As such, addiction to online gaming can be harmful and cause “procrastination, stress, anxiety and impulsivity”, Dr Rizvi said. “Further, it can lead to eating disorders that can convert into a habit. Adolescents, who spend most of their time on screens, get instant gratification (small rewards) while playing games and it leads towards habit formation.”
How to break the addiction cycle?
Any addiction cycle is based on habit formation, experts said. Elucidating, Dr Rizvi said, “Our brain makes habits which leads towards automatic actions (behaviour of a person). If we can find out the specific triggers that facilitate those behaviours, then we can break the chain of these patterns. We can help them to develop skills that make them delay their gratification and lower down their impulsive behaviour.”
Dr Jain suggested following these measures while playing online games.
Decide fixed gaming hours – Playing a game for 1-2 hours is safe, but don’t play beyond that. You can fix a pecific time of the day as your gaming hours.
Engage yourself in more activities – Engage yourself in more social activities and spend time with family and friends. Work on your hobbies like writing, dance, painting and music.
Focus on self-improvement – Read books, take courses, and spend more time on your career and academics to improve yourself.
Take medical advice – If you cannot tide over your addiction despite taking all measures, consult a counsellor or developmental pediatrician/child psychiatrist.
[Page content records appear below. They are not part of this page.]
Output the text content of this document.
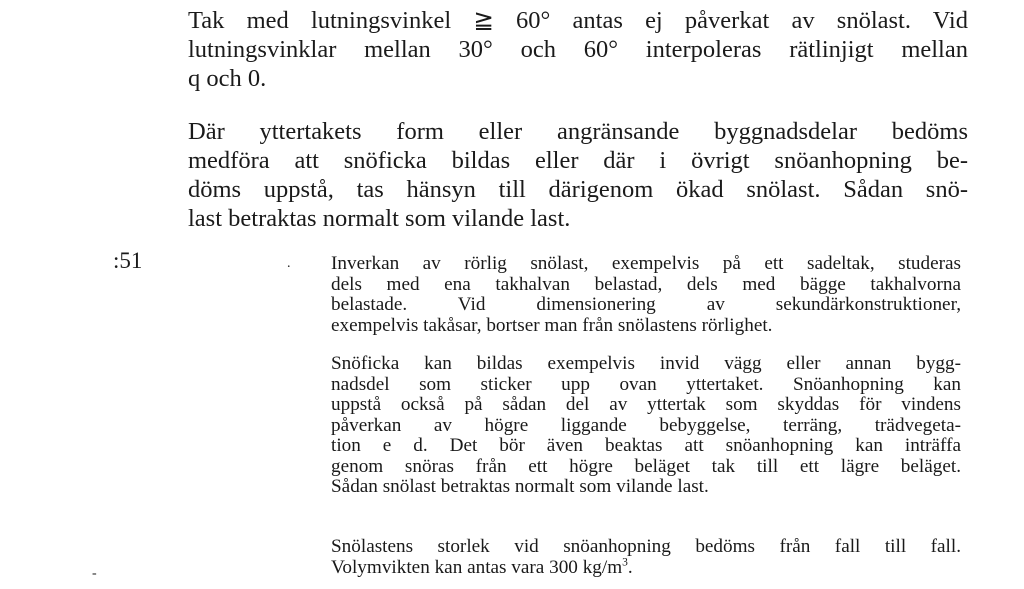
Tak med lutningsvinkel ≧ 60° antas ej påverkat av snölast. Vid
lutningsvinklar mellan 30° och 60° interpoleras rätlinjigt mellan
q och 0.
Där yttertakets form eller angränsande byggnadsdelar bedöms
medföra att snöficka bildas eller där i övrigt snöanhopning be-
döms uppstå, tas hänsyn till därigenom ökad snölast. Sådan snö-
last betraktas normalt som vilande last.
:51	.
-
Inverkan av rörlig snölast, exempelvis på ett sadeltak, studeras
dels med ena takhalvan belastad, dels med bägge takhalvorna
belastade. Vid dimensionering av sekundärkonstruktioner,
exempelvis takåsar, bortser man från snölastens rörlighet.
Snöficka kan bildas exempelvis invid vägg eller annan bygg-
nadsdel som sticker upp ovan yttertaket. Snöanhopning kan
uppstå också på sådan del av yttertak som skyddas för vindens
påverkan av högre liggande bebyggelse, terräng, trädvegeta-
tion e d. Det bör även beaktas att snöanhopning kan inträffa
genom snöras från ett högre beläget tak till ett lägre beläget.
Sådan snölast betraktas normalt som vilande last.
Snölastens storlek vid snöanhopning bedöms från fall till fall.
Volymvikten kan antas vara 300 $kg/m^3$.
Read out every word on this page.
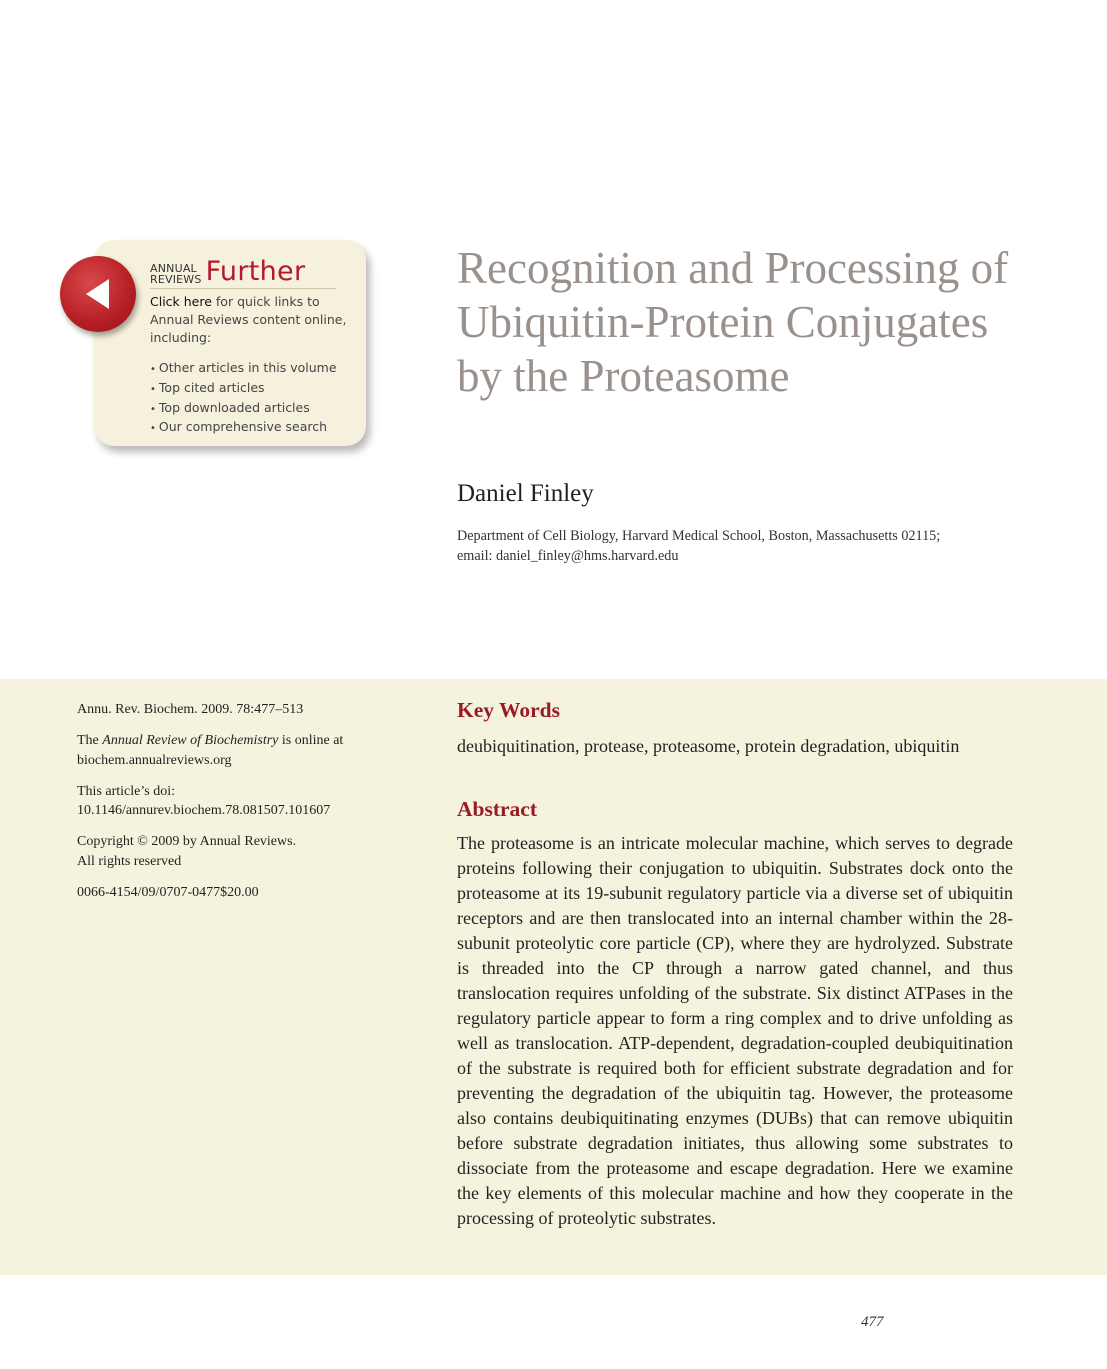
ANNUAL
REVIEWS Further
Click here for quick links to Annual Reviews content online, including:
• Other articles in this volume
• Top cited articles
• Top downloaded articles
• Our comprehensive search
Recognition and Processing of Ubiquitin-Protein Conjugates by the Proteasome
Daniel Finley
Department of Cell Biology, Harvard Medical School, Boston, Massachusetts 02115;
email: daniel_finley@hms.harvard.edu

Annu. Rev. Biochem. 2009. 78:477–513

The Annual Review of Biochemistry is online at biochem.annualreviews.org

This article’s doi:
10.1146/annurev.biochem.78.081507.101607

Copyright © 2009 by Annual Reviews.
All rights reserved

0066-4154/09/0707-0477$20.00

Key Words
deubiquitination, protease, proteasome, protein degradation, ubiquitin
Abstract
The proteasome is an intricate molecular machine, which serves to degrade proteins following their conjugation to ubiquitin. Substrates dock onto the proteasome at its 19-subunit regulatory particle via a diverse set of ubiquitin receptors and are then translocated into an internal chamber within the 28-subunit proteolytic core particle (CP), where they are hydrolyzed. Substrate is threaded into the CP through a narrow gated channel, and thus translocation requires unfolding of the substrate. Six distinct ATPases in the regulatory particle appear to form a ring complex and to drive unfolding as well as translocation. ATP-dependent, degradation-coupled deubiquitination of the substrate is required both for efficient substrate degradation and for preventing the degradation of the ubiquitin tag. However, the proteasome also contains deubiquitinating enzymes (DUBs) that can remove ubiquitin before substrate degradation initiates, thus allowing some substrates to dissociate from the proteasome and escape degradation. Here we examine the key elements of this molecular machine and how they cooperate in the processing of proteolytic substrates.
477
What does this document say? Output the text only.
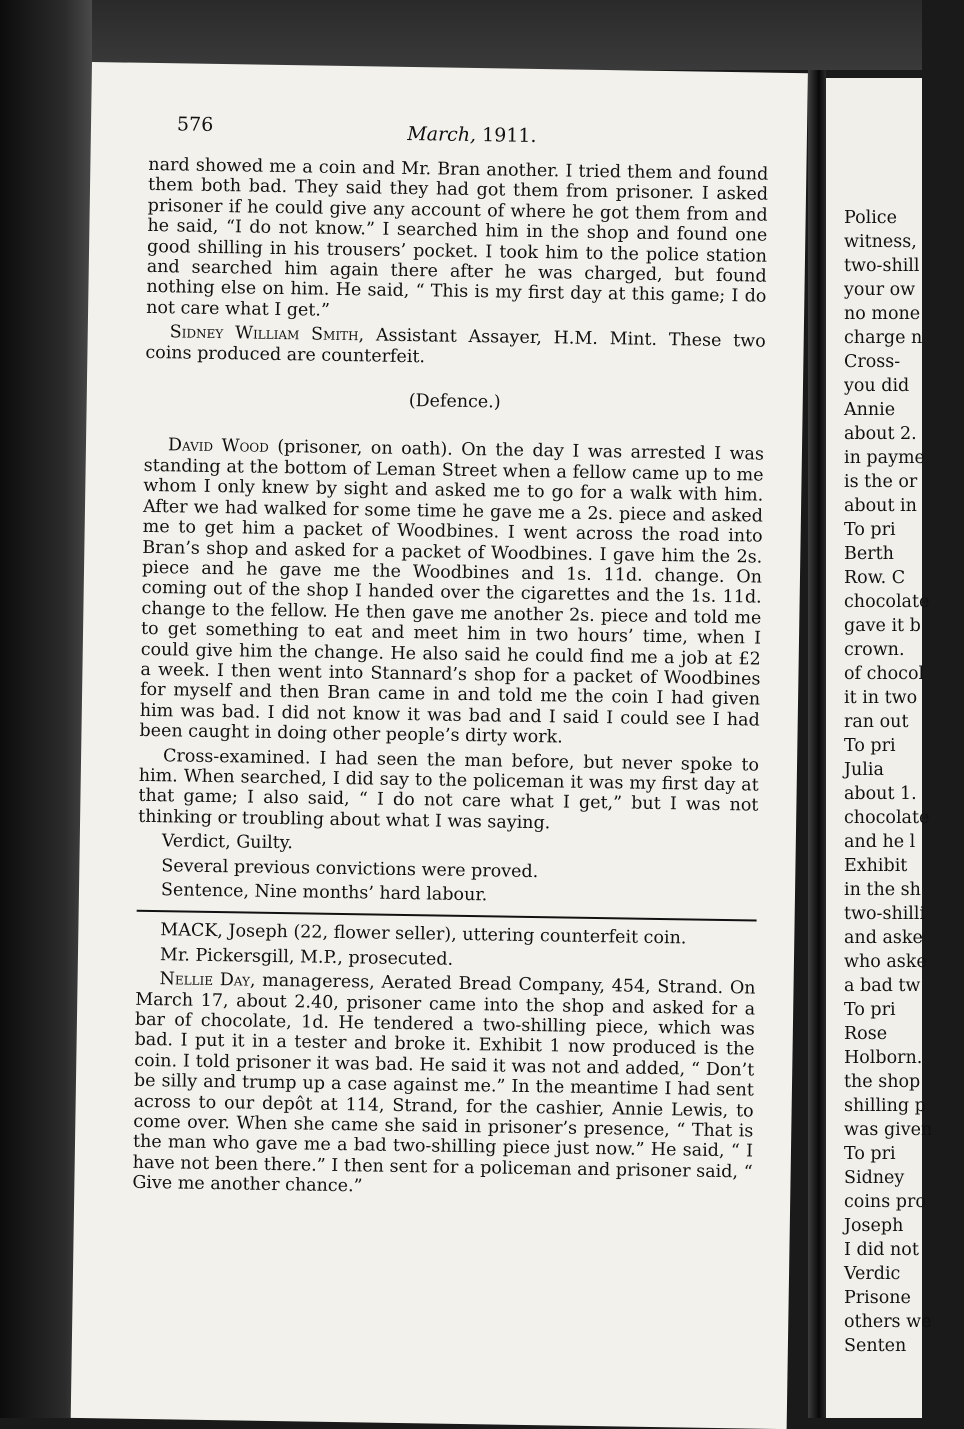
576	March, 1911.

nard showed me a coin and Mr. Bran another. I tried them and found them both bad. They said they had got them from prisoner. I asked prisoner if he could give any account of where he got them from and he said, “I do not know.” I searched him in the shop and found one good shilling in his trousers’ pocket. I took him to the police station and searched him again there after he was charged, but found nothing else on him. He said, “ This is my first day at this game; I do not care what I get.”

Sidney William Smith, Assistant Assayer, H.M. Mint. These two coins produced are counterfeit.

(Defence.)

David Wood (prisoner, on oath). On the day I was arrested I was standing at the bottom of Leman Street when a fellow came up to me whom I only knew by sight and asked me to go for a walk with him. After we had walked for some time he gave me a 2s. piece and asked me to get him a packet of Woodbines. I went across the road into Bran’s shop and asked for a packet of Woodbines. I gave him the 2s. piece and he gave me the Woodbines and 1s. 11d. change. On coming out of the shop I handed over the cigarettes and the 1s. 11d. change to the fellow. He then gave me another 2s. piece and told me to get something to eat and meet him in two hours’ time, when I could give him the change. He also said he could find me a job at £2 a week. I then went into Stannard’s shop for a packet of Woodbines for myself and then Bran came in and told me the coin I had given him was bad. I did not know it was bad and I said I could see I had been caught in doing other people’s dirty work.

Cross-examined. I had seen the man before, but never spoke to him. When searched, I did say to the policeman it was my first day at that game; I also said, “ I do not care what I get,” but I was not thinking or troubling about what I was saying.

Verdict, Guilty.

Several previous convictions were proved.

Sentence, Nine months’ hard labour.

MACK, Joseph (22, flower seller), uttering counterfeit coin.

Mr. Pickersgill, M.P., prosecuted.

Nellie Day, manageress, Aerated Bread Company, 454, Strand. On March 17, about 2.40, prisoner came into the shop and asked for a bar of chocolate, 1d. He tendered a two-shilling piece, which was bad. I put it in a tester and broke it. Exhibit 1 now produced is the coin. I told prisoner it was bad. He said it was not and added, “ Don’t be silly and trump up a case against me.” In the meantime I had sent across to our depôt at 114, Strand, for the cashier, Annie Lewis, to come over. When she came she said in prisoner’s presence, “ That is the man who gave me a bad two-shilling piece just now.” He said, “ I have not been there.” I then sent for a policeman and prisoner said, “ Give me another chance.”

Police
witness,
two-shill
your ow
no mone
charge n
Cross-
you did
Annie
about 2.
in payme
is the or
about in
To pri
Berth
Row. C
chocolate
gave it b
crown.
of chocol
it in two
ran out
To pri
Julia
about 1.
chocolate
and he l
Exhibit
in the sh
two-shilli
and aske
who aske
a bad tw
To pri
Rose
Holborn.
the shop
shilling p
was given
To pri
Sidney
coins pro
Joseph
I did not
Verdic
Prisone
others we
Senten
Highlighting the role of parents, Dr Rizvi said, “Parents can use different kinds of software and applications to manage their children’s times spent on screen. They can also counsel them about developing productive habits, plan a weekly trip to grandparents, hill station or encourage them to get involved in more realistic games like soccer, badminton and basketball, etc that make them physically and mentally fit.”
“Social deprivation may also be the cause of screen addiction. Parents should make sure that their children are socially involved in extracurricular activities,” he said.